More of Them

Nov 23, 2025

“More of Them”


Sacred Community Series – Part 2b**


This week Pastor Mark leaned into what makes a sacred community so different from a regular one. Community happens by accident, but sacred community takes work, intention, and heart. It asks more from us, because it gives more to us.


He opened with a reminder that relationships don’t magically appear. You have to move toward people if you want depth. Scripture says it plainly: if you want friends, you must show yourself friendly. Sacred community is precious, rare, and shaped the same way diamonds are — time, pressure, and depth.
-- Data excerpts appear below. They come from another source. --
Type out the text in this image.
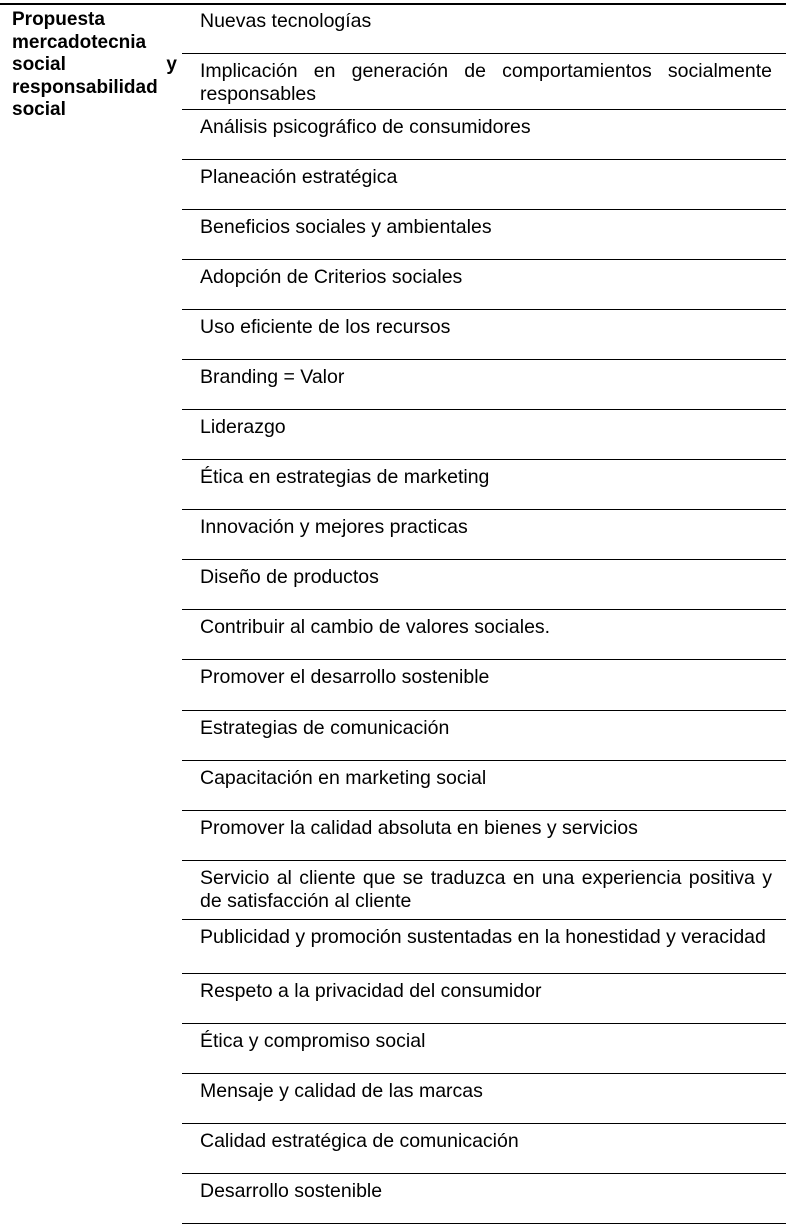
Propuesta mercadotecnia social y responsabilidad social
Nuevas tecnologías
Implicación en generación de comportamientos socialmente responsables
Análisis psicográfico de consumidores
Planeación estratégica
Beneficios sociales y ambientales
Adopción de Criterios sociales
Uso eficiente de los recursos
Branding = Valor
Liderazgo
Ética en estrategias de marketing
Innovación y mejores practicas
Diseño de productos
Contribuir al cambio de valores sociales.
Promover el desarrollo sostenible
Estrategias de comunicación
Capacitación en marketing social
Promover la calidad absoluta en bienes y servicios
Servicio al cliente que se traduzca en una experiencia positiva y de satisfacción al cliente
Publicidad y promoción sustentadas en la honestidad y veracidad
Respeto a la privacidad del consumidor
Ética y compromiso social
Mensaje y calidad de las marcas
Calidad estratégica de comunicación
Desarrollo sostenible
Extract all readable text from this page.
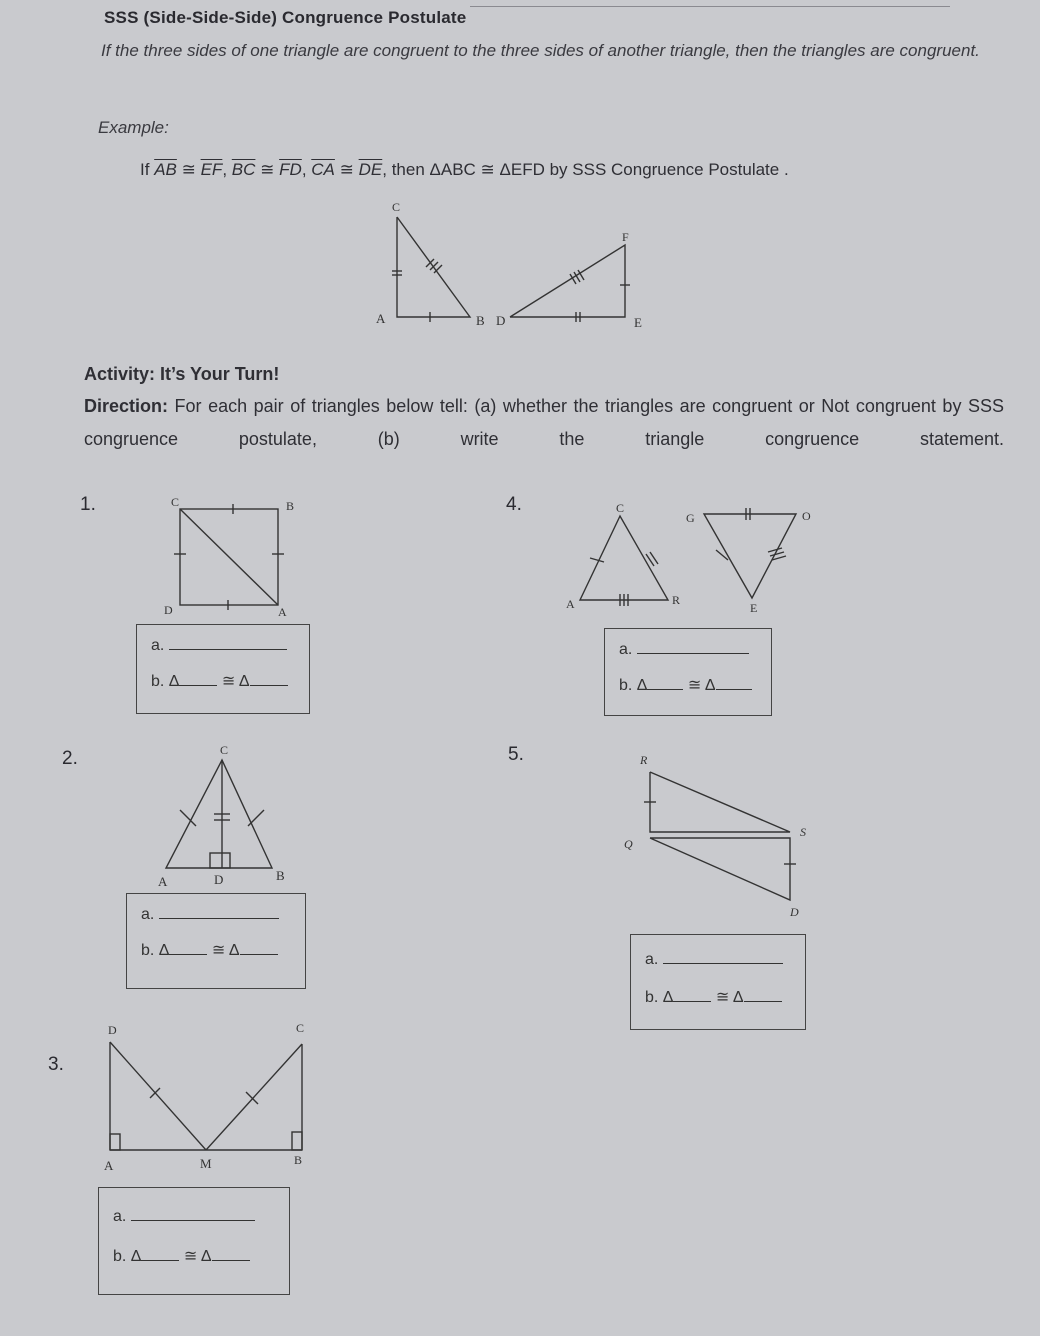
SSS (Side-Side-Side) Congruence Postulate
If the three sides of one triangle are congruent to the three sides of another triangle, then the triangles are congruent.
Example:
If $\overline{AB}$ ≅ $\overline{EF}$, $\overline{BC}$ ≅ $\overline{FD}$, $\overline{CA}$ ≅ $\overline{DE}$, then ΔABC ≅ ΔEFD by SSS Congruence Postulate .
C
A	B
F
D	E
Activity: It’s Your Turn!
Direction: For each pair of triangles below tell: (a) whether the triangles are congruent or Not congruent by SSS congruence postulate, (b) write the triangle congruence statement.
1.	C	B
D	A
a.
b. Δ	≅ Δ
2.	C
A	D	B
a.
b. Δ	≅ Δ
3.
D	C
A	M	B
a.
b. Δ	≅ Δ
4.	C
A	R
G	O
E
a.
b. Δ	≅ Δ
5.	R
S
Q
D
a.
b. Δ	≅ Δ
And because it’s so valuable, the enemy works overtime to destroy it. He’ll make you too busy. He’ll stir up offense. He’ll whisper that you're a burden or convince you to isolate when you feel weak or tired. But that’s the exact moment you’re supposed to lean in closer. Let your people carry the heavy stuff with you. Galatians tells us plainly to share one another’s burdens. And nowhere in Scripture does God tell us to handle life alone.

Pastor Mark called out a lie many of us believe: that struggling makes us a problem to others. But isolating yourself when you’re hurting only leads you further into pain. Proverbs says the one who isolates themselves acts against wisdom. We belong to each other — when one part of the body suffers, we all feel it, and when one part rejoices, we celebrate together.


A big part of this message was learning the difference between burdens and loads.

A burden is a heavy, unexpected weight no one is meant to carry alone.

A load is normal daily responsibility — something God expects each person to handle themselves.


Trying to carry someone’s load for them doesn't actually help them grow. It can even enable them. Carrying someone’s burden is support. Carrying their load can become rescuing, fixing, and shielding — which keeps them from maturing and keeps them from trusting God.


Then Pastor Mark shifted to something encouraging: new research showing that belief in Jesus is rising across America. There are 30 million more people committed to Jesus today than just a few years ago. Even more surprising: young men are leading the charge. Gen Z and Millennials are showing a hunger for real discipleship, prayer, serving the poor, learning God’s ways, and forming healthy relationships.


People everywhere — especially the younger generations — are craving inner peace, hope, healing, forgiveness, purpose, and truth. All things that only Jesus can give. And Pastor Mark reminded us that Jesus has already trained and equipped us to walk in these things and to teach them to others.


Our purpose is the same as His: to help people find the full, abundant life Jesus promised in John 10:10.


So why does God need more of you?


Because there is about to be more of them.


And sacred community is how we get ready.